Он сделал паузу, внимательно поглядев мне в глаза.
— Скажите, вы сегодня хорошо выспались? — неожиданно спросил инструктор.
— Да… так точно! — ответил я, на секунду растерявшись.
— Очень хорошо. Предстоящая миссия рассчитана на сорок восемь часов.
— Есть…
Инструктор вздохнул.
— Чтобы вы знали. Я был против. Кадеты нашего направления не получают задания подобного уровня до прохождения итоговой аттестации на полигоне. Я не очень понимаю, чем могла быть…
В этот момент дверь в аудиторию открылась. Вошёл офицер, со скрытыми знаками отличия, как это принято в разведке. Судя по внешнему виду, мой ровесник — хотя в этом мире внешность не имела почти никакого значения. Мне сразу не понравились его глаза. Такие бывают у тех, кто проходил плен.

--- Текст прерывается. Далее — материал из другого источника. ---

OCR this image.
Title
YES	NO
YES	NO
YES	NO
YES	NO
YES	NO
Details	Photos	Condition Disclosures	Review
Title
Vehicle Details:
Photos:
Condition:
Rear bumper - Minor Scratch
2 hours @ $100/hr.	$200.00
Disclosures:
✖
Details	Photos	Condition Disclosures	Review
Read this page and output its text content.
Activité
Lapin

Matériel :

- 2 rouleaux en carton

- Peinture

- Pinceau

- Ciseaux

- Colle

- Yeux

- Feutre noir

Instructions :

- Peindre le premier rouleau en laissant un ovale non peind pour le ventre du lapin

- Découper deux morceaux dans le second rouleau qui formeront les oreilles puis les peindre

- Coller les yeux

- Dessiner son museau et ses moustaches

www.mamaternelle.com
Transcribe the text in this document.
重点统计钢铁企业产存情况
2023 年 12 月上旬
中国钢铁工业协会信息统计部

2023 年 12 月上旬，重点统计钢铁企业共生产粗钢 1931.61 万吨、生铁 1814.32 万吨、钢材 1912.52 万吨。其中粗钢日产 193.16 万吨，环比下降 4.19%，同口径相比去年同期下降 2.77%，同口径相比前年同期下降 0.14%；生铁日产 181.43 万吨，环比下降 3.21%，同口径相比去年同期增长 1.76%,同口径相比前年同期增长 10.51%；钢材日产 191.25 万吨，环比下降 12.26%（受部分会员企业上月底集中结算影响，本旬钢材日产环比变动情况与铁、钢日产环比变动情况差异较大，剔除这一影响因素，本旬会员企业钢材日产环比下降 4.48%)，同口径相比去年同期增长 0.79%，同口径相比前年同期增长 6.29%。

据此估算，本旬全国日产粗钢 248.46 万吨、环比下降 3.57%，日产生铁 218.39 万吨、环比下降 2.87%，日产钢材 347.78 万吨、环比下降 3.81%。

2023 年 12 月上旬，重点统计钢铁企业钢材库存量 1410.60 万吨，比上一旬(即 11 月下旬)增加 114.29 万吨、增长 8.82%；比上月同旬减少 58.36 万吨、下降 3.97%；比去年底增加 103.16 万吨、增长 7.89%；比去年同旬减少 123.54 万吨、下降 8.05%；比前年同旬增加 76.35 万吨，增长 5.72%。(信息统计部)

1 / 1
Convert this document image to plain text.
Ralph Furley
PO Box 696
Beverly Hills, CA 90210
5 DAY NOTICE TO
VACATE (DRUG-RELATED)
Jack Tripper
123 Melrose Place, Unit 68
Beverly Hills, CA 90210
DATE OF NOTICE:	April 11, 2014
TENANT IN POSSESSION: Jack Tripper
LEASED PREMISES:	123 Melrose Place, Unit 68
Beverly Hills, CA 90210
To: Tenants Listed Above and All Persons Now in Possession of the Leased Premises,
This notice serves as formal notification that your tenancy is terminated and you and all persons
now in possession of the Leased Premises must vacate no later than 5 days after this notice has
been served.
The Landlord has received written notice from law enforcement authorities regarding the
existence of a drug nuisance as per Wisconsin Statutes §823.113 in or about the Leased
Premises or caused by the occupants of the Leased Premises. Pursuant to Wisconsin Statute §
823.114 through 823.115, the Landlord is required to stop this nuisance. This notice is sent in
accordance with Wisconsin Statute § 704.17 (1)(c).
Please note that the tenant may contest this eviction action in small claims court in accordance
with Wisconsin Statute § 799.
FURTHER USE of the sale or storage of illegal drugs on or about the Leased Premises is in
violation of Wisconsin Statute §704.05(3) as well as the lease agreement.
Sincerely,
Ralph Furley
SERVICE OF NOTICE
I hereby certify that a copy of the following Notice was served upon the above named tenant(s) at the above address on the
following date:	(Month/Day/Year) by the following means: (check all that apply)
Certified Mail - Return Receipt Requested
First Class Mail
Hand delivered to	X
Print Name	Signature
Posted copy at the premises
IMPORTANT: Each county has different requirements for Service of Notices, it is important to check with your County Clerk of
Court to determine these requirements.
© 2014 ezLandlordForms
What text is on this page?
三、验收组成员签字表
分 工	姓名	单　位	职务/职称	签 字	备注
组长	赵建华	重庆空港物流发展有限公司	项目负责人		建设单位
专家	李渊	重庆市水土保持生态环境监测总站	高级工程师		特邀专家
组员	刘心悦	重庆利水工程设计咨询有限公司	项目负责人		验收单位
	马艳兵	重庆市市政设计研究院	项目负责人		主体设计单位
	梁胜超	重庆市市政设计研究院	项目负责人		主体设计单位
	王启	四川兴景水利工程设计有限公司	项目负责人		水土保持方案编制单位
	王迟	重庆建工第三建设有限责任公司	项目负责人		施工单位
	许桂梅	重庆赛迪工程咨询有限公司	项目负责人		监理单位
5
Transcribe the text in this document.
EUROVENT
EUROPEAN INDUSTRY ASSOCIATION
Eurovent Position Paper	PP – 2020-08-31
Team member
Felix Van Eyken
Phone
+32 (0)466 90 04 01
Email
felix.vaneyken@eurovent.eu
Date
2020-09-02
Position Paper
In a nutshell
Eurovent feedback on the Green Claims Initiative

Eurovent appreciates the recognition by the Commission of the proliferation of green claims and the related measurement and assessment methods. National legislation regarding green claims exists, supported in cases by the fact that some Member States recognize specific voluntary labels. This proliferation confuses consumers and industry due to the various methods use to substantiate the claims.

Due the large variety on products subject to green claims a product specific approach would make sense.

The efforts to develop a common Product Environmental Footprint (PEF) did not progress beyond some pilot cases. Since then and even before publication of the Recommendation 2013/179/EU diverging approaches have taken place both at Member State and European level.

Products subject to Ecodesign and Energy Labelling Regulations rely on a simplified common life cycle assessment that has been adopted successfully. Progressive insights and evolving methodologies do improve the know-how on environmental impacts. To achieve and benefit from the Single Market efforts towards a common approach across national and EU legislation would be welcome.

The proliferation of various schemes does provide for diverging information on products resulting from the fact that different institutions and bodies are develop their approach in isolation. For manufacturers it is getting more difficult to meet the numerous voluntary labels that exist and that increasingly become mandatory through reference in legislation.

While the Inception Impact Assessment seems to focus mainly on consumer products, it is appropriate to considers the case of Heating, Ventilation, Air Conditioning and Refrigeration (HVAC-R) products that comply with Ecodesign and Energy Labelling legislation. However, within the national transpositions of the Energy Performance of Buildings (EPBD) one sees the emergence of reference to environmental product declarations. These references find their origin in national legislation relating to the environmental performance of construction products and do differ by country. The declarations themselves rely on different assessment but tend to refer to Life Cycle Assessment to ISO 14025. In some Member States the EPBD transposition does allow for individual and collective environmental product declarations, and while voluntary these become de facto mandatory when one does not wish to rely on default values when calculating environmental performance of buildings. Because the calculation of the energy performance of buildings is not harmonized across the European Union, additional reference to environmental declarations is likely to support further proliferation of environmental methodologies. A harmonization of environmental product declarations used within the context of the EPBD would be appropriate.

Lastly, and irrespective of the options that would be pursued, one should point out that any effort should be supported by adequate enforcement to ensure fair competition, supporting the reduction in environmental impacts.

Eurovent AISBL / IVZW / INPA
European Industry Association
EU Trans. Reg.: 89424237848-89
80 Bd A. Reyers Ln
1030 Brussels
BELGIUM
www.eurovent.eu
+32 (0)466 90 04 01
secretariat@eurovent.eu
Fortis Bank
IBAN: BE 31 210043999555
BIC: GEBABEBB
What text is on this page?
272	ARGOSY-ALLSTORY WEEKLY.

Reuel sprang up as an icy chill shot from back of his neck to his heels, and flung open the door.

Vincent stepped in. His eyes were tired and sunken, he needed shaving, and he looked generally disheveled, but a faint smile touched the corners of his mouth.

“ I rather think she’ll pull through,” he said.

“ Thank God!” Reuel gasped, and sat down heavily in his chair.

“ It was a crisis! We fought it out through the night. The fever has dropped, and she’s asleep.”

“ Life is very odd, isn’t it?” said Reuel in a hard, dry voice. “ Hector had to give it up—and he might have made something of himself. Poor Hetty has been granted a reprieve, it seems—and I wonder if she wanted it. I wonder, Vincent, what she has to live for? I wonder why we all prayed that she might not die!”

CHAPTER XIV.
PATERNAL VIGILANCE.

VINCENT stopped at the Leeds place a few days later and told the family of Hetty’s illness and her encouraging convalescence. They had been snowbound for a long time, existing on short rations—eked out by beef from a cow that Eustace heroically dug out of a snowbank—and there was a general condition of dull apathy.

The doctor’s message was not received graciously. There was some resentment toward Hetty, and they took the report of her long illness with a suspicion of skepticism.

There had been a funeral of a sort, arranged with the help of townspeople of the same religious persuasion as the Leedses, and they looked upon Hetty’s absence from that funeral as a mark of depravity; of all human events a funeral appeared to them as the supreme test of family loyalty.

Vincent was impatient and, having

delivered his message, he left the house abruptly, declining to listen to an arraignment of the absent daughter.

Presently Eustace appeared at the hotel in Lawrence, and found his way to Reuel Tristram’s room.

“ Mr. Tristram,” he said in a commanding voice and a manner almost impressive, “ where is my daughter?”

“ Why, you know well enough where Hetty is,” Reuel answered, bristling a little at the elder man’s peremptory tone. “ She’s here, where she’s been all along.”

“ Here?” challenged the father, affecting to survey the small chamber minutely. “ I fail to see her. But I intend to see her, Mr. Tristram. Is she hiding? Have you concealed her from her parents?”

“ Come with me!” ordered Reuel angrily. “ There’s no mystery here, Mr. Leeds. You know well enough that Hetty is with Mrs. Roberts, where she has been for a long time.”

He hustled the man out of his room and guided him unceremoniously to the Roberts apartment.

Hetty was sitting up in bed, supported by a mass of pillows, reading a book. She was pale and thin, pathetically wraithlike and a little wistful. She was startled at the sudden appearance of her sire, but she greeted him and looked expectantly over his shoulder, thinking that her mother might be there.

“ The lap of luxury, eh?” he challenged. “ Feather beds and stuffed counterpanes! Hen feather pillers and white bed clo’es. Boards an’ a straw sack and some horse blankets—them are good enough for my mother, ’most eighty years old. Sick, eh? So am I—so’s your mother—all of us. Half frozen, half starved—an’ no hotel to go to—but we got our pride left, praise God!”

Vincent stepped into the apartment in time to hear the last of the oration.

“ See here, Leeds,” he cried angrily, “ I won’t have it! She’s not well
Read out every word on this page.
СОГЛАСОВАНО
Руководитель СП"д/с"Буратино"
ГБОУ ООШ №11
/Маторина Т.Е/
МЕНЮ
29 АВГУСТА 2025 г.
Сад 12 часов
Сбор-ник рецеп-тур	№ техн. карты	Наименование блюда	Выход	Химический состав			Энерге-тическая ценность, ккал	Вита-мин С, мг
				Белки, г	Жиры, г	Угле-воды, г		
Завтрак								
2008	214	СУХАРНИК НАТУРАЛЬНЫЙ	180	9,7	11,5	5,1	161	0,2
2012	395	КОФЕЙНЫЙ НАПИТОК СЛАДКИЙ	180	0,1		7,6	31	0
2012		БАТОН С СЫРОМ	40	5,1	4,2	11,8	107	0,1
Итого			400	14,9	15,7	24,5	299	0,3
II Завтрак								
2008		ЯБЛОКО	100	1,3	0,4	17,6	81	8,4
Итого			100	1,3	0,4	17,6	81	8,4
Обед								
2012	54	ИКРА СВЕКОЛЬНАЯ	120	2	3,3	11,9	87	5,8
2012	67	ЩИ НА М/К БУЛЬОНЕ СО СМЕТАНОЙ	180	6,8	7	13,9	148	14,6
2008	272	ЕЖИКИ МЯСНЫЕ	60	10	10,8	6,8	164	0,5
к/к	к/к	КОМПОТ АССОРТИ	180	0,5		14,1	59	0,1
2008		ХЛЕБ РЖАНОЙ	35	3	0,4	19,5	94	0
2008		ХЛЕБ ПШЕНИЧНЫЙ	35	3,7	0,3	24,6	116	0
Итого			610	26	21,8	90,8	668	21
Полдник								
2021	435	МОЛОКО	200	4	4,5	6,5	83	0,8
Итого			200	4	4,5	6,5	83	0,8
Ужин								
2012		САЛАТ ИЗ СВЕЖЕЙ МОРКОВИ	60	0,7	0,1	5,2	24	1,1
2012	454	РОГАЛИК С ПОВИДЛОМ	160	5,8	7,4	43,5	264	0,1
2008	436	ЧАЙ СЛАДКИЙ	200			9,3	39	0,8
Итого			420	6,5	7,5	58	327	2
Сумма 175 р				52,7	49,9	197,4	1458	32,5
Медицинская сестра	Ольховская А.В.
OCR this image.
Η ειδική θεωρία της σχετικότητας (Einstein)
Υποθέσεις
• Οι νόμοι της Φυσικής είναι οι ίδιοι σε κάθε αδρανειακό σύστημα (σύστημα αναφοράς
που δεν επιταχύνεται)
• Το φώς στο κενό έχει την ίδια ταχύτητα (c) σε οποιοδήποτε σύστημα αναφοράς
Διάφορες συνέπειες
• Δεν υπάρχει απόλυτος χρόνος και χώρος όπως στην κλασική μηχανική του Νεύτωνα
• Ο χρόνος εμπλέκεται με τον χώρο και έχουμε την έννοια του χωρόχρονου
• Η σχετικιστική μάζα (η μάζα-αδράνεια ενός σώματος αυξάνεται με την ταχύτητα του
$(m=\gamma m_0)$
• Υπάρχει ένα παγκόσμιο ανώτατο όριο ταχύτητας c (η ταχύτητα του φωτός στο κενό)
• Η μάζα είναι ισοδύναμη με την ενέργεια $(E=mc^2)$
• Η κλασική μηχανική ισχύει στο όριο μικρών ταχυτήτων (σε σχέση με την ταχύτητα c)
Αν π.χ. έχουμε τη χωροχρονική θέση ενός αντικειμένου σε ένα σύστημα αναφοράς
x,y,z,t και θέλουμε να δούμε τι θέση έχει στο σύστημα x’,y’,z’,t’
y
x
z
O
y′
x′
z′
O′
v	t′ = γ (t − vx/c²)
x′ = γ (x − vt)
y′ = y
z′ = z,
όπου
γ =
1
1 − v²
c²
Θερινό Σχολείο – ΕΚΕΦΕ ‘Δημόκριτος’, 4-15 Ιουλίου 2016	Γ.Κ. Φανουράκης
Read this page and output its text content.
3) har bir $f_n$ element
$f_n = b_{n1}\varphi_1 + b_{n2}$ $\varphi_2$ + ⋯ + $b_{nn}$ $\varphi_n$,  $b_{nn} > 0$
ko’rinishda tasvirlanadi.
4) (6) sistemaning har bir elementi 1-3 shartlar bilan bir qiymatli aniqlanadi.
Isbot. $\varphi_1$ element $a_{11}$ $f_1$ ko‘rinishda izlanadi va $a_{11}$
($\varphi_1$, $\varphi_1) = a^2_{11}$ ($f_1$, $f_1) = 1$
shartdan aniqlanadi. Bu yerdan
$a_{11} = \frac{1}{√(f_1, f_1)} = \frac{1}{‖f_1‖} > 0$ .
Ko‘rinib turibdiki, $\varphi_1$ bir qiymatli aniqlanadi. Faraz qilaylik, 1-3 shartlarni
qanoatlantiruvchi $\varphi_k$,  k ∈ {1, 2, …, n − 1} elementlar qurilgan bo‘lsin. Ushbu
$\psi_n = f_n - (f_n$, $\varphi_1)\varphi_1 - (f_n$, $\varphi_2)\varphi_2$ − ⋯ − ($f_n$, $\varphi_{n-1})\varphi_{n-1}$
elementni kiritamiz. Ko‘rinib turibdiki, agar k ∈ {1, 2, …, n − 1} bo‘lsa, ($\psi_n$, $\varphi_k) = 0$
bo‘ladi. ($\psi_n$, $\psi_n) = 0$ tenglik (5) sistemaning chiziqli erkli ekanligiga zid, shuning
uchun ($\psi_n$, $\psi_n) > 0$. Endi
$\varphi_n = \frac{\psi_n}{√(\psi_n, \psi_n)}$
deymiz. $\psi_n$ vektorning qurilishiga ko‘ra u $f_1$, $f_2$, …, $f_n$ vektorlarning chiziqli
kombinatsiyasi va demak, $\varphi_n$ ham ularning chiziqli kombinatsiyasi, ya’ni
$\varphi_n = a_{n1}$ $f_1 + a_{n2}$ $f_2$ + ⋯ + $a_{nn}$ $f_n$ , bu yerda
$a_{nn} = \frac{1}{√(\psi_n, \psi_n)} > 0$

— Вы же видели результаты тестов, господин майор, — холодно сказал офицер, — наша цель — полное раскрытие потенциалов кадетов, не так ли?
— Он ведь только родился… — тихо возразил Геннадий.
— Понимаю ваши эмоции, — ответил офицер, хотя выражение его глаз прямо противоречило этому утверждению, — вы ведь недавно перешли в это отделение, верно?
— После двадцати циклов опыта преподавания в ведущем кадетском училище пехоты, — ответил Геннадий, чуть подняв подбородок.
— И вы, безусловно, лучший инструктор, — кивнул разведчик, — посмотрите на эту аудиторию, — неожиданно продолжил он, обращаясь к инструктору.
— Я её вижу ежедневно. Кроме недель, когда по ротации работаю на «передке», — ответил он.
— Сколько посадочных мест вы видите?
— Сорок. Стандартный взвод.
— Верно. А сколько кадетов присутствует на сегодняшнем занятии?
— Я всё понимаю про ресурсы, — вдохнул инструктор, — но это не значит, что мы не должны быть людьми. Понимаете?
— Поверьте, мы ими остаёмся, — кивнул разведчик, и добавил, уже обращаясь ко мне: — кадет Сергей!